Die neue Entspanntheit

Die ehemalige Bundessprecherin der Grünen sieht in dieser neuen Entspanntheit den besten Weg, um den Leuten zu zeigen: "Wir sind ganz normale Leute. Wir wollen weder Haschtrafiken einführen noch die Österreicher mit Zwang zu Vegetariern machen."

Bei jungen, urbanen Wählern ist Grün längst raus aus der Fundi-Ecke, nun scheint die neue Entspanntheit verstärkt auch bei älteren Wählern anzukommen.

Auch für die Parteispitze gibt es, wie in Zeiten des Sieges üblich, derzeit nur Rosen. "Eva Glawischnig hat sich sehr entwickelt, sie hat Ruhe und Selbstsicherheit gewonnen. Das haben ihr manche nicht zugetraut", sagt Petrovic, die von 1994 bis 1996 selbst die Partei anführte. "Vom Themenmanagement bis zu den Kampagnen: Das ist noch professioneller geworden."

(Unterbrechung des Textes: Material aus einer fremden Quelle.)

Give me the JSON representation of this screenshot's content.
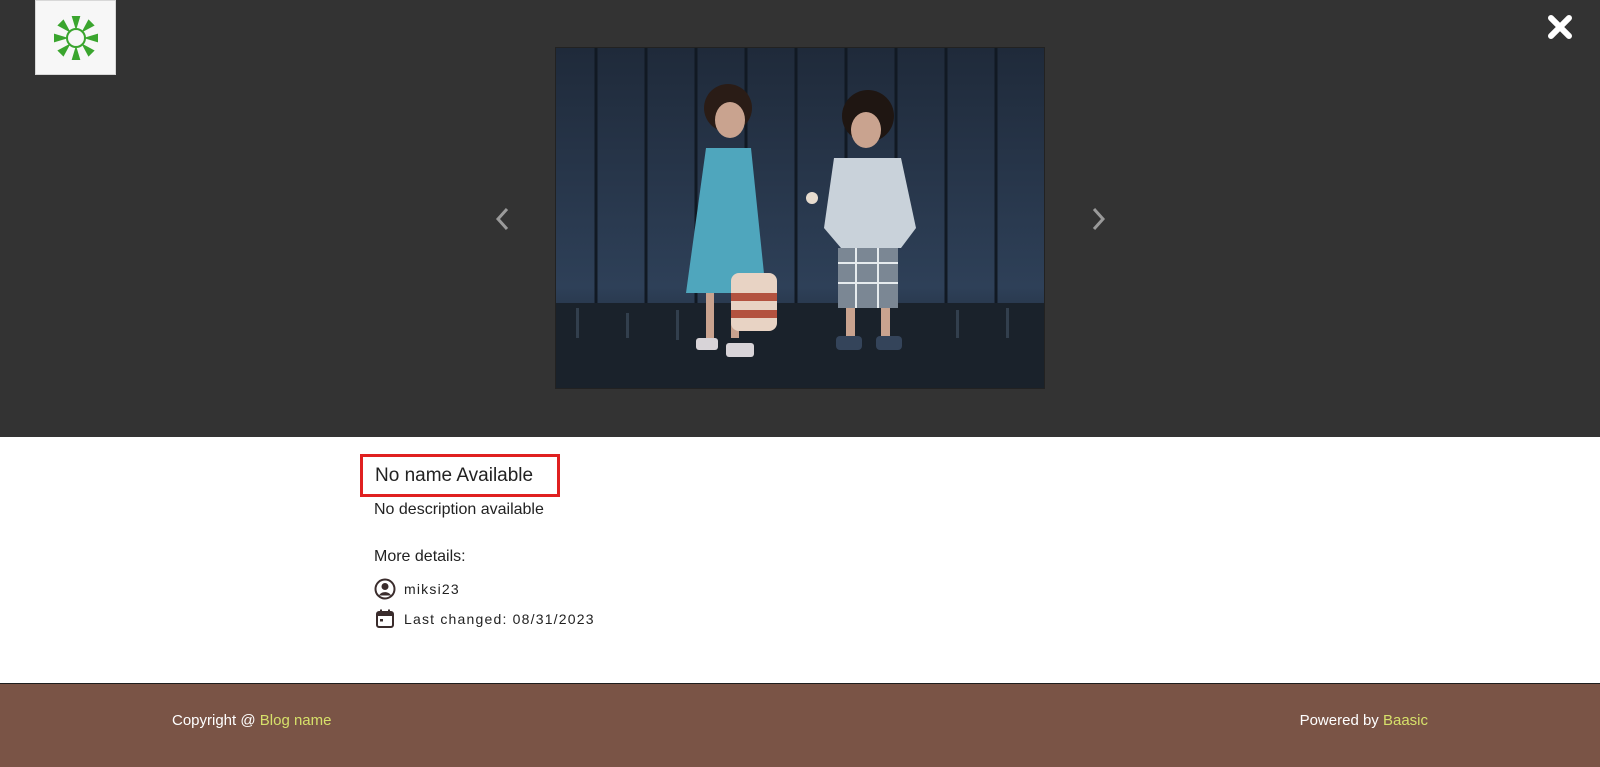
{
  "viewer": {
    "background": "#333333",
    "logo_icon": "sun-flower-icon",
    "close_icon": "close-icon",
    "prev_icon": "chevron-left-icon",
    "next_icon": "chevron-right-icon"
  },
  "photo": {
    "subject": "two-children-photo"
  },
  "item": {
    "title": "No name Available",
    "description": "No description available",
    "more_details_label": "More details:",
    "author": "miksi23",
    "author_icon": "user-circle-icon",
    "last_changed": "Last changed: 08/31/2023",
    "date_icon": "calendar-icon"
  },
  "footer": {
    "copyright_prefix": "Copyright @ ",
    "blog_name": "Blog name",
    "powered_prefix": "Powered by ",
    "powered_name": "Baasic",
    "background": "#7a5446",
    "link_color": "#d6e06a"
  },
  "colors": {
    "highlight": "#e02020",
    "logo_green": "#3aa52e"
  }
}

Wildern in welchem Revier?

Sollten die Grünen wie prognostiziert auch im Finale des Superwahljahres, bei der Herbstwahl, zulegen, fragt sich: Wo werden die Grünen stärker wildern?

"In den großen Städten stärker bei der SPÖ, in den kleineren Städten und Dörfern stärker bei der ÖVP", glaubt Filzmaier. Ulram glaubt, dass die Grünen für die SPÖ der schmerzhaftere Stachel sein werden. "Im jungen, linken, urbanen Spektrum bricht einiges auf." Dazu passt die Kampfansage von Peter Pilz: "Uns geht es nicht nur um den Kampf gegen Korruption. Als Nächstes müssen wir stärker ins Thema Gerechtigkeit rein und dafür sorgen, damit die Opfer der Finanzkrise nicht weiter für die Täter zahlen." Dass "Gerechtigkeit" seit drei Jahren das Kernthema der SPÖ ist, übergeht Pilz nonchalant. "Da sind wir glaubwürdiger, da nehm’ ich die Konkurrenz mit Faymann gerne auf." Das Thema "leistbare Mieten", das zuerst Wiens grüne Vizebürgermeisterin Vassilakou aufs Tapet brachte, sieht Hofer als Indiz, dass die Grünen verstärkt im roten Bereich wildern.

Glawischnig selbst legt sich die Latte für Herbst auf 15 Prozent. Man wird sie daran erinnern.